Is the telephone conference still the first choice when it comes to handling considerable physical distance? Which opportunities provide the internet and new technologies? What influence does the increasing mobility have on collaboration? These are questions that were discussed at the creative camp on July 17th, 2013 in Mannheim, organized by the innovation agency MFG Baden-Württemberg in cooperation with the regional network of creative businesses Baden-Württemberg connected (bwcon). The combination of short presentations of two expert-speakers as well as a discussion with concerned practitioners resulted in valuable findings, which provide important content for the ECCL cluster manager trainings.

Future of collaboration
Informing the 40 participants about the future of collaboration, Jochen Günther, manager of the department Business Performance Management at the Frauenhofer Institute IAO, opened the creative camp with a key-note speech.
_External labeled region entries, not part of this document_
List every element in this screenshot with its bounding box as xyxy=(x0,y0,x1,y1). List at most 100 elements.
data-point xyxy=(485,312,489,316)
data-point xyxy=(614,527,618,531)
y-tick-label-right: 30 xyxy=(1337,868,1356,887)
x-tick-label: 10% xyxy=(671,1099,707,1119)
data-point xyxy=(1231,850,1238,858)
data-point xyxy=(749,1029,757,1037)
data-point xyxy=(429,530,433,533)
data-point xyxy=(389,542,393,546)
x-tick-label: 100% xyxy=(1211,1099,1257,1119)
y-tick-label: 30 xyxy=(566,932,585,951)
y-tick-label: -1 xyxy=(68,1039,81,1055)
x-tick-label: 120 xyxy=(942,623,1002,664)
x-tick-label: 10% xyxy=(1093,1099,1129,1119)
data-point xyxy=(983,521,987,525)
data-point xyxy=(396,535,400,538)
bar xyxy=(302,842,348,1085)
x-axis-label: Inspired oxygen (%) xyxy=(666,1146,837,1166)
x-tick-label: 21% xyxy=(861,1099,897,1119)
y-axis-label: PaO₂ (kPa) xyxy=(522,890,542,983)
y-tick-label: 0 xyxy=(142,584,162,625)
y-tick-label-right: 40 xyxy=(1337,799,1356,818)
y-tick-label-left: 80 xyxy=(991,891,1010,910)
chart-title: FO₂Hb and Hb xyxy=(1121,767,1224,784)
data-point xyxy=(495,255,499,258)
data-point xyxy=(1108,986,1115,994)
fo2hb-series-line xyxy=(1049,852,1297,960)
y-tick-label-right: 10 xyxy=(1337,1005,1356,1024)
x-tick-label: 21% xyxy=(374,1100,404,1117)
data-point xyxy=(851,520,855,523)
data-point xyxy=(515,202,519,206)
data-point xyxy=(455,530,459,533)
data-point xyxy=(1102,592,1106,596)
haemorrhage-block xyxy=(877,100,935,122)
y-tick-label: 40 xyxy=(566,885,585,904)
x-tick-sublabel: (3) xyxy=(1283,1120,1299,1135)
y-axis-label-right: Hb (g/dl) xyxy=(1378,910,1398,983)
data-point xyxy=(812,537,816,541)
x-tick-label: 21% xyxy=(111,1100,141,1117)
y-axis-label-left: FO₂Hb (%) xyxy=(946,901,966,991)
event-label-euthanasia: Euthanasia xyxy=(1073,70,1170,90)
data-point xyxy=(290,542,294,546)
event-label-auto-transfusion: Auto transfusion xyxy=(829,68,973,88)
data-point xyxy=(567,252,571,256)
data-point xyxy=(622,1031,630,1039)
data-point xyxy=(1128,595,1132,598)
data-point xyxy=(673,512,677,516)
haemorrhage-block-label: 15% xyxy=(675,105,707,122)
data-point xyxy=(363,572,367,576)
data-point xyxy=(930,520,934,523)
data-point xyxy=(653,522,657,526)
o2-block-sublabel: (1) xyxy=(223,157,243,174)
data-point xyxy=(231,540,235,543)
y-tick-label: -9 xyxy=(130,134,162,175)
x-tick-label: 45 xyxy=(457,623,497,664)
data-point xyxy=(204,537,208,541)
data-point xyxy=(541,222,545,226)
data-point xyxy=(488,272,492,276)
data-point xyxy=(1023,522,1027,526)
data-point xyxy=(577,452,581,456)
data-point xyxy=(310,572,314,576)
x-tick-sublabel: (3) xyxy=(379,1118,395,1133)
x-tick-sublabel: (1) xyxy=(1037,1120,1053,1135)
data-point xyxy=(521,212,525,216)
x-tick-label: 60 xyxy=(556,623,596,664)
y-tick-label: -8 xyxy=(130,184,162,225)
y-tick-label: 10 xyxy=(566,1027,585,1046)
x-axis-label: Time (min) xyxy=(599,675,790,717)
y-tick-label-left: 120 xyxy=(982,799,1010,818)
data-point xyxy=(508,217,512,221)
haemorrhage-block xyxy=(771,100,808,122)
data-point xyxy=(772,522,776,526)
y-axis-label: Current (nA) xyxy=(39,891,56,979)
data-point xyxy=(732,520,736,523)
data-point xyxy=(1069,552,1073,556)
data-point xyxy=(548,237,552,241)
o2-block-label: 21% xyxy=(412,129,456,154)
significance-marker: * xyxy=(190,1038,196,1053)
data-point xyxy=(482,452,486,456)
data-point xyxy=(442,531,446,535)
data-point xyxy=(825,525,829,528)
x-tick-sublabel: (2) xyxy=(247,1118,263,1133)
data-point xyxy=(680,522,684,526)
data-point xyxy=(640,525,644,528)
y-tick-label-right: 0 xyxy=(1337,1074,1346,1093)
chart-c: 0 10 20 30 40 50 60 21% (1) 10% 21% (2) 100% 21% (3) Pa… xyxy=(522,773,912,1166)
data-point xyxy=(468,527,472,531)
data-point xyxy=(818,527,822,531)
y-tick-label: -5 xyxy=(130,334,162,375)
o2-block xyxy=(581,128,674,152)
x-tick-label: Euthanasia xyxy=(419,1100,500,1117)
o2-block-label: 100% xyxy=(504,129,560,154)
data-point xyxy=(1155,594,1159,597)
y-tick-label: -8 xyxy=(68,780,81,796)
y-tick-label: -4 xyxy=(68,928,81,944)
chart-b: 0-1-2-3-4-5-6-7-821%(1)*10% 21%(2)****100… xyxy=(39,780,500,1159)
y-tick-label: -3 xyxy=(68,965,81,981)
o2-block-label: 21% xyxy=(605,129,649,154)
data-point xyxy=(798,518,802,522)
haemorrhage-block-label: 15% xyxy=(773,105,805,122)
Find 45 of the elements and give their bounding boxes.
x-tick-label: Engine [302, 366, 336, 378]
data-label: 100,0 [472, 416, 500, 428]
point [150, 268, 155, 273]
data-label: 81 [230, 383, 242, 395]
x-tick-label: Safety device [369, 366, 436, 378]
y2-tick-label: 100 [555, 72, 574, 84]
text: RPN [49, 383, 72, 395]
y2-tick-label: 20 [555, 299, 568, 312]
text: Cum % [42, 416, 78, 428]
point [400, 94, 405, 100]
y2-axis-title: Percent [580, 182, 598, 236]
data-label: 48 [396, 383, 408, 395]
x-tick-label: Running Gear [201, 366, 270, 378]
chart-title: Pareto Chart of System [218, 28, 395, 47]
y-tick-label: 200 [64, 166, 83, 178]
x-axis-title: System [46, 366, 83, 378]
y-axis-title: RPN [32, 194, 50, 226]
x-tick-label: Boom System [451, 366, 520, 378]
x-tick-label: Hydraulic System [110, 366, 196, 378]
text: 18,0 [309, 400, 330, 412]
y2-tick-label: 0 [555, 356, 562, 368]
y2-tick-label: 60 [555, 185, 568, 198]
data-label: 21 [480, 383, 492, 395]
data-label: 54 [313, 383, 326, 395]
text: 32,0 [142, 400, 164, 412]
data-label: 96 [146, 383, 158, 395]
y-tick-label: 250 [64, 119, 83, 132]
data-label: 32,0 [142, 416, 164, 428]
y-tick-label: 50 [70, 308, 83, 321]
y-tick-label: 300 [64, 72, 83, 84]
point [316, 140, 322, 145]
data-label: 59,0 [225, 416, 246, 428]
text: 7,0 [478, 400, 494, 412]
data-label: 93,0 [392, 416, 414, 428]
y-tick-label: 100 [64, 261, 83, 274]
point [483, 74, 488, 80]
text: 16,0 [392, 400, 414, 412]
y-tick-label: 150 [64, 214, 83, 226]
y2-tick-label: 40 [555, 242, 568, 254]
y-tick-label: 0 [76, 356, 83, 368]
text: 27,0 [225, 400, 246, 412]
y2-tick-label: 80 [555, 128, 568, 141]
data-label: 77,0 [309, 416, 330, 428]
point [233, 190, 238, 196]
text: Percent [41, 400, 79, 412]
He stressed the fact that the knowledge of the employees is now the true capital of companies, organizations or networks, which makes constant personal interaction (to preserve tacit knowledge) essential for their success. According to a study of the Frauenhofer IAO, communication amounts to over 50% of our working time. In order to foster productive collaboration it needs to be considered however that workspace, time and conditions undergo a new definition, where people expect more and flexible forms of working (home-office arrangements or desk-sharing, for example). At the same time, the more virtual tools are being used, the more a longing for personal contact is growing. Personal meetings and shared “real” time suddenly has new value and is being appreciated – even if it is only temporarily and rather by chance as, for example, at co-working spaces. Finally, Jochen Günther also addresses the challenges in leadership over-distance that are caused by the changes in location and point in time of working.

Practice case
Following that, a practice case on social collaboration was presented by Simon Hilsdorf, national web manager at ABB AG. Implementing social networking, crowd sourcing, wikis, and blogging as new collaboration tools in the company, he learned that the best tools do not work without constant communication guidance and a thorough change in communication culture at work. According to Hildorfs experience, tools of social online collaboration in particular still highly depend on the acceptance of the users, which is influenced by a company’s or organizations culture, its traditions, or the background of its people.
All participants welcomed at the end of both presentations the opportunity to ask questions to the speakers as well as to discuss their current challenges and share experiences.